ANOMALIES CHROMOSOMIQUES
Les anomalies constitutionnelles sont présentes dès la conception ou se forment lors des premières divisions du zygote.
√ On distingue classiquement les anomalies de nombre qui résultent d’une anomalie de la fécondation ou d’une mauvaise répartition des chromosomes lors d’une division cellulaire, et les anomalies de structure qui impliquent une ou plusieurs cassures chromosomiques suivies d’un recollement anormal.
L’existence d’une très forte sélection de la conception à la naissance est évidente. Cette sélection porte essentiellement sur les anomalies des autosomes, à l’exception de la monosomie X.
√ Dans les avortements du 1er trimestre, qui représentent 15% des grossesses reconnues, la proportion d’anomalies chromosomiques est de 60%.
A la naissance 0,6 à 0,9% des enfants vivants sont porteurs d’une anomalie chromosomique.
√ Les anomalies de nombre les plus fréquentes à la naissance sont les caryotypes 47,XXX, 47,XXY et 47,XYY (environ 1p.1000 naissances du sexe concerné) pour les gonosomes et les trisomies, surtout du 21.
√ Elle n’est plus que de 5% dans les avortements tardifs et chez les enfants mort-nés.
Elles peuvent être homogènes, présentes dans toutes les cellules de l’organisme, ou en mosaïque.
Lorsqu’elles sont homogènes elles résultent le plus souvent d'une non-disjonction méiotique et peuvent se traduire par une trisomie (présence d’un chromosome normal surnuméraire) ou une monosomie (perte d’un chromosome). On parle alors d’aneuploïdie.
Une non-disjonction est définie par le fait que deux chromosomes migrent vers le même pôle lors de l’anaphase et passent ensemble dans la même cellule fille, au lieu de migrer chacun dans une cellule fille. Cette non-disjonction peut se produire lors d’une division méiotique maternelle ou paternelle.
ANOMALIES DE STRUCTURE
Les anomalies de structure sont la conséquence de cassures chromosomiques suivies par un ou plusieurs recollements anormaux. Par définition les trisomies et les monosomies partielles résultent de remaniements de structure.
√ Les anomalies de structure peuvent affecter un chromosome ou deux chromosomes, homologues ou non homologues, parfois davantage.

ANOMALIES D'UN CHROMOSOME
Délétions (del)
Elles résultent d’une cassure chromosomique avec perte du segment distal (délétion terminale), ou de deux cassures sur un même bras chromosomique avec perte du segment intercalaire (délétion intercalaire).
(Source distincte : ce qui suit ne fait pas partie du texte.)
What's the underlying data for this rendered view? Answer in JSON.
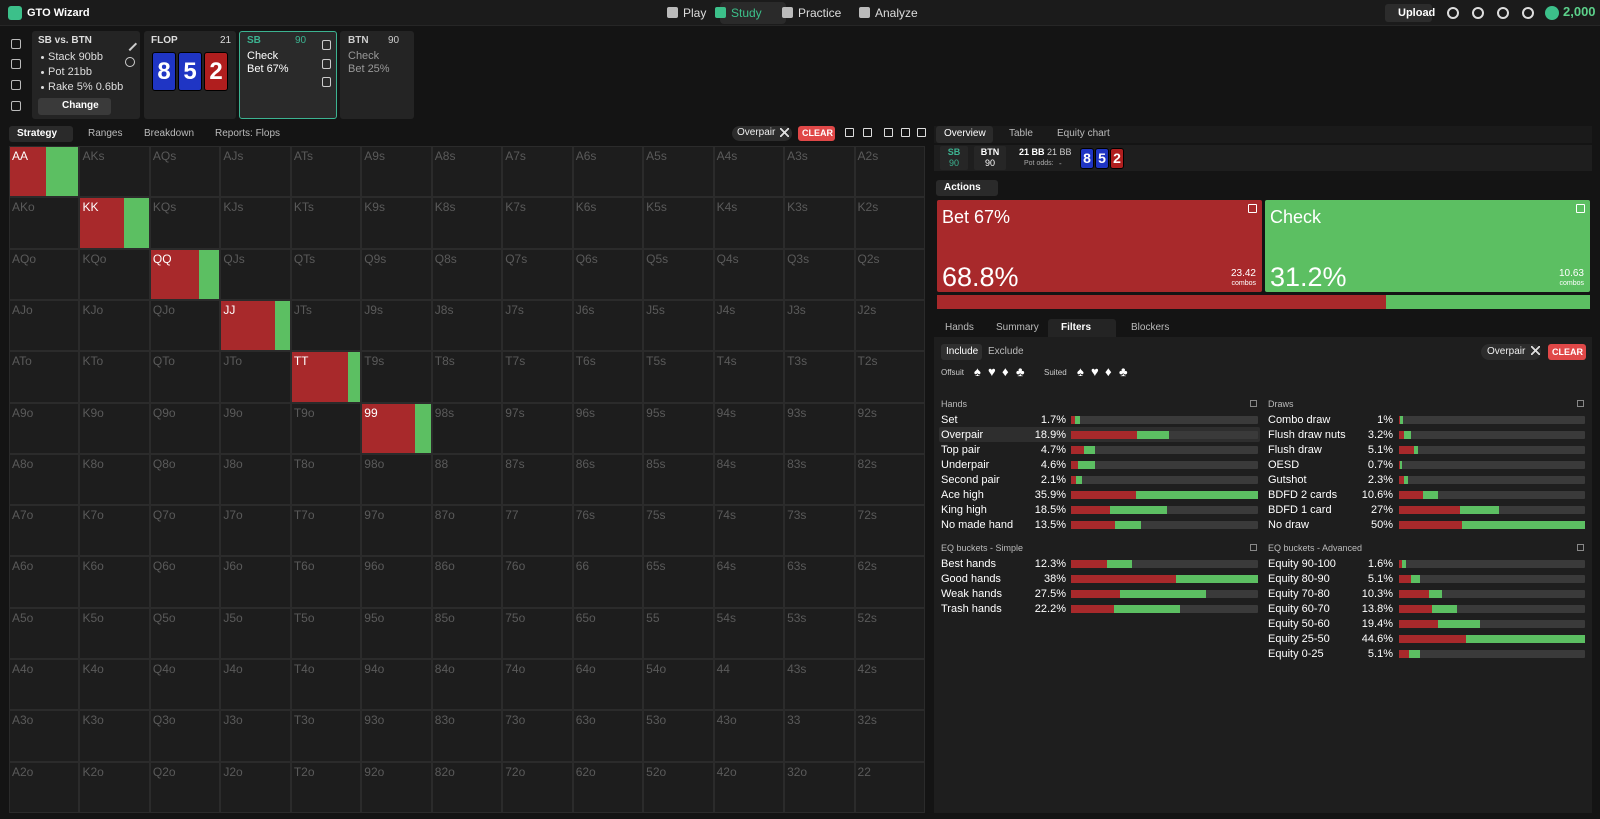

Les délétions terminales supposent un mécanisme de restitution d’un télomère pour assurer la stabilisation du chromosome.
Chromosomes en anneau (r)
Ils résultent d’une cassure à chaque extrémité d’un chromosome suivie par un recollement avec perte des segments distaux. Les structures en anneau sont assimilables à une double délétion.

Inversions (inv)
Elles sont dues à deux cassures sur le même chromosome, suivies de recollement après inversion du segment intermédiaire.
Elles sont dites péricentriques si le centromère est compris dans le segment intermédiaire. Elles sont dites paracentriques si les deux cassures se sont produites sur le même bras chromosomique.
Isochromosomes (i)
Un isochromosome est un chromosome anormal formé de deux bras longs ou de deux bras courts d'un même chromosome avec perte de l’autre bras.

ANOMALIES DE 2 CHROMOSOMES
Translocations
Une translocation est caractérisée par deux cassures sur deux chromosomes différents, le plus souvent non-homologues, et recollement après échange des segments distaux.
Translocations robertsoniennes (rob)
Elles se produisent entre chromosomes acrocentriques (13, 14, 15, 21 et 22) par fusion centrique ou, le plus souvent, par cassures dans les régions juxtacentromériques.
Les translocations robertsoniennes entraînent la perte apparente d’un centromère et donc un caryotype à 45 chromosomes dans leur forme équilibrée.

Les insertions (ins)
Elles se traduisent par le transfert d'un segment intercalaire à l'intérieur d'un autre bras chromosomique. Elles résultent d'un mécanisme à trois cassures, deux sur le chromosome donneur et une sur le chromosome receveur. Les chromosomes donneur et receveur peuvent être un seul et même chromosome (insertion intrachromosomique). Le segment inséré peut conserver son orientation par rapport au centromère ou prendre une orientation inverse.